Sunday, November 21, 2010

The Problem of "Us"

Is anyone else excited about The Walking Dead tonight?

I, for one, cannot wait. The pilot episode did not disappoint, and while the second episode brought up many questions, at least for me, as to whether or not the series could maintain its original promise, last week's episode "Tell It To the Frogs" dispelled any doubts I may have had. Quite honestly, I thought it was brilliant.

One of the reasons I love horror in general is how the genre lends itself to the epic struggle of good versus evil. For example, vampires are usually bad. We know very clearly who the bad guys are and who the good guys are. Zombies tend to fit this pattern. After all, everyone knows the object of the zombie movie is to kill the zombies, no questions asked. It is this paradigm that allows for such entertainment that a movie like Zombieland (2009) can produce. We love to watch our hero bash in some zombie brains.

The Walking Dead follows this model well. One of the characters even comments that it is "us versus the dead." The problem, though, in Darabont's world is not the dead--it is the "us." Flannery O'Connor in her short story "A Good Man is Hard to Find" writes, using the voice of the Misfit, "She would have been a good woman [...] if it had been somebody there to shoot her every minute of her life," drawing upon the idea that in the face of death our humanity really shows through. The knowledge of our own mortality highlights the goodness in us, the true evil in us, and all those messy gray areas in between.

In The Walking Dead, as in life, the true horror is what we as humans are capable of doing to one another.

The third episode opens (and I promise if you're worried about spoilers, this is the only detail I give away) with Merle Dixon on the roof alone, handcuffed to a pipe after a recent scuffle. The image is a truly horrific one as we watch a man face his imminent death. Interestingly, similar to what the Misfit observes in the O'Connor story, Merle reaches out to Jesus, begging for help in between frantic and often angry outcries. The terror of the man's situation intensifies as the audience wrestles with the fact that another man put him in this situation, leaving him there to die. The chain and lock on the door only exemplify this problem: is it an act of kindness to keep the zombies out (a gruesome, painful, but quick death), or is it worse to let him slowly die of thirst and exposure?

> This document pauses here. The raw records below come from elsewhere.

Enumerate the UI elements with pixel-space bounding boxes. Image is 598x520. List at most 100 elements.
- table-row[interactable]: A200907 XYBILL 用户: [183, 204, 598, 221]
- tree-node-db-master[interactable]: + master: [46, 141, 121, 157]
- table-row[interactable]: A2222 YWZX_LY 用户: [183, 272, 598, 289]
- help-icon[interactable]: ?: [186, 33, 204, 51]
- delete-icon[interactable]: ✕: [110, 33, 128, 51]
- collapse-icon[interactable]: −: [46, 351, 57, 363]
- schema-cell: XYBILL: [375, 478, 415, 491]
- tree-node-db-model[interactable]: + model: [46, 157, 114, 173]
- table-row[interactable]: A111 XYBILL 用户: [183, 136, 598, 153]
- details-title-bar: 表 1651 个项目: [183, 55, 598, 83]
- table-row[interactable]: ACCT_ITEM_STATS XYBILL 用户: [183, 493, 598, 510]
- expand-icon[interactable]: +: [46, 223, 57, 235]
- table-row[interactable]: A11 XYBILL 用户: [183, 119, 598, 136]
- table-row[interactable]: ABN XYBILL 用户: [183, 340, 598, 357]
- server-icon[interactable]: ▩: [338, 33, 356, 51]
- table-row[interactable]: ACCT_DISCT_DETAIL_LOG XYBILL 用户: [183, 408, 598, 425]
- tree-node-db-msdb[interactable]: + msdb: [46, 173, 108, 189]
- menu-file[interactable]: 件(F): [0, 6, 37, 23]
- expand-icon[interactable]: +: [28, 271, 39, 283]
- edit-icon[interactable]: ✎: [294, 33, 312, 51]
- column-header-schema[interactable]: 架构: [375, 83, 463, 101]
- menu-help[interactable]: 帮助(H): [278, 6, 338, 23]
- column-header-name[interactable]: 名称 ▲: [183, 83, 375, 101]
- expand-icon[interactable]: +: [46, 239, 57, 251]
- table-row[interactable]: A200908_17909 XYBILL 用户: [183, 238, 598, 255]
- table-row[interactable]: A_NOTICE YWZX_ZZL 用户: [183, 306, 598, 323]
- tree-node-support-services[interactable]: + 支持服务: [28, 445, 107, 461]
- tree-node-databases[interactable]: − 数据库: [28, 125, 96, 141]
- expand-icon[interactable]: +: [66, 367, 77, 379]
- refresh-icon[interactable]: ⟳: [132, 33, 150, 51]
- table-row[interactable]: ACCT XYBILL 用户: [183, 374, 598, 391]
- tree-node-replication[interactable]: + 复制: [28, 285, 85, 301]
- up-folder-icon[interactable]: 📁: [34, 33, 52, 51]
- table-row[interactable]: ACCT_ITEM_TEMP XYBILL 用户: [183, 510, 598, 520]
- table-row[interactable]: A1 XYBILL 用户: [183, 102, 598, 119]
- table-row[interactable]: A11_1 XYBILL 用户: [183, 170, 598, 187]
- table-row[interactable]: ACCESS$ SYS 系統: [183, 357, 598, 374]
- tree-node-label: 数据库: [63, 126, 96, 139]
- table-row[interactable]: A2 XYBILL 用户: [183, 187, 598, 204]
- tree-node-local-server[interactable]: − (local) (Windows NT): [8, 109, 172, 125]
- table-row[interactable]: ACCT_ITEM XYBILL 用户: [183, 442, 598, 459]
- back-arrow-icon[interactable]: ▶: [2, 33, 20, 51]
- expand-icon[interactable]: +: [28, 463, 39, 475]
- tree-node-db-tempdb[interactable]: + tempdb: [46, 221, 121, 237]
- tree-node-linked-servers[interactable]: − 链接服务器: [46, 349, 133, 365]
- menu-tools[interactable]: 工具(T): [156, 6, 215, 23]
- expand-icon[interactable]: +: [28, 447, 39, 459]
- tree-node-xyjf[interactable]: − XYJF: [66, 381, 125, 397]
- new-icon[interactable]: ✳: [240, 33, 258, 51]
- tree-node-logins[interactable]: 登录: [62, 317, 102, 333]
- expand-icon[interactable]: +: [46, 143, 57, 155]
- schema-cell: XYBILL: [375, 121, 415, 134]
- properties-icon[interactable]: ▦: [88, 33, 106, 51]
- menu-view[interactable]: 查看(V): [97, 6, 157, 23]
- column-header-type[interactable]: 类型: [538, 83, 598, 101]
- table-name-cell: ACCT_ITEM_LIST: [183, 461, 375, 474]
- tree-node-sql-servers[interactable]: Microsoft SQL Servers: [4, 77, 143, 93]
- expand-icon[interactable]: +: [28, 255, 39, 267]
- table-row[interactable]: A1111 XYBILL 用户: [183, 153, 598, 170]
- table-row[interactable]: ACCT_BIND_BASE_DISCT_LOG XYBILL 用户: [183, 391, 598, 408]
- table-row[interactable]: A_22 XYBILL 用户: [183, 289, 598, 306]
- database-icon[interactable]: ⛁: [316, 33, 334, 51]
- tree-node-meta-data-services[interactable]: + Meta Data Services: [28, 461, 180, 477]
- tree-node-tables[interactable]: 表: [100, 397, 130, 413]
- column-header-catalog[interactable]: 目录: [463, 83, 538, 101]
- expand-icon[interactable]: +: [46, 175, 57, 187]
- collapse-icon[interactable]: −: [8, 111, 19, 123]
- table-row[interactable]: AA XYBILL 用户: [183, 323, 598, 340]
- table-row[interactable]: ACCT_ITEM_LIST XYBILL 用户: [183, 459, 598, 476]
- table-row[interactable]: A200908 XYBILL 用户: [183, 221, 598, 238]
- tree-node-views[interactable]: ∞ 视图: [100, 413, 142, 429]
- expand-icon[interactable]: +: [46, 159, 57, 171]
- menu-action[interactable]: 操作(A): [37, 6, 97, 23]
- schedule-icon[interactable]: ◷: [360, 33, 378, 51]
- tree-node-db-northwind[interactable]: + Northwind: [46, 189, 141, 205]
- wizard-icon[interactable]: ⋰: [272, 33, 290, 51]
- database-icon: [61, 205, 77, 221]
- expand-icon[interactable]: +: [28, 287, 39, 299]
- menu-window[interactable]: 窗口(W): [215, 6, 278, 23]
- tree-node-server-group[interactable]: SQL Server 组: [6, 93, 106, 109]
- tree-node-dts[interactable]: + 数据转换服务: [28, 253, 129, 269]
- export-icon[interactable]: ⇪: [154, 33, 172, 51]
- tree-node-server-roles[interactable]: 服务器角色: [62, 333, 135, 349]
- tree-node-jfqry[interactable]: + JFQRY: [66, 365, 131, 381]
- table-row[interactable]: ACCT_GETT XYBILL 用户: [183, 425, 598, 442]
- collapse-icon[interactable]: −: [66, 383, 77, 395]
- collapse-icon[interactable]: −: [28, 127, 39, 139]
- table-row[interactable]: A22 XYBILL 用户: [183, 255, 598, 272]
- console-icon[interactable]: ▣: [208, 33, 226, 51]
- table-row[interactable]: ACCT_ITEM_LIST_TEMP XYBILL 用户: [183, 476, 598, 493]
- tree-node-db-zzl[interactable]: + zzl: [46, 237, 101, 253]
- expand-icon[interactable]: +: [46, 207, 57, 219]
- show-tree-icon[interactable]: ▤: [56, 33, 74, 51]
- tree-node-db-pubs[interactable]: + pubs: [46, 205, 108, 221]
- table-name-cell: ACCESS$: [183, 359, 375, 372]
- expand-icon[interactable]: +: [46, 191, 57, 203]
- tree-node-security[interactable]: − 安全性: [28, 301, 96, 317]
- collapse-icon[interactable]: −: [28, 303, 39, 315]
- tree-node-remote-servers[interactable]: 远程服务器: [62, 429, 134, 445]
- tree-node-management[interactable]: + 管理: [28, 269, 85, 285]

The characters themselves, like the audience, are not sure how to answer this question.

Maybe this is what I like about the show so far. It resists moralizing and preaching. The characters are not sure how to answer these tough questions. They struggle with defining morality just as we do. The past three episodes have already tackled difficult issues like race and gender, and the series has done so successfully thus far. Interestingly, religion has not been directly addressed, but it has been alluded to. The survivors have pondered over the ethics of their actions (looting the department store in Atlanta, for instance). In another subtle example, the van in the background of the survivor's campsite is a church van (Holy Cross Lutheran Church). Darabont has created a South that is, to borrow another of Flannery O'Connor's terms, "Christ-haunted." I have a feeling that this will be something the survivors will have to address at some point in the series. Are ideas like religion and faith still applicable in this post-apocalyptic world? What does it mean for ideas like heaven and hell if the dead are roaming the earth looking for their next meal? If ethics and morality are still important, then who determines right and wrong? And what happens when two people's ideas of right conflict?

I don't know how these questions will be answered, but I know I can't wait to tune in and see.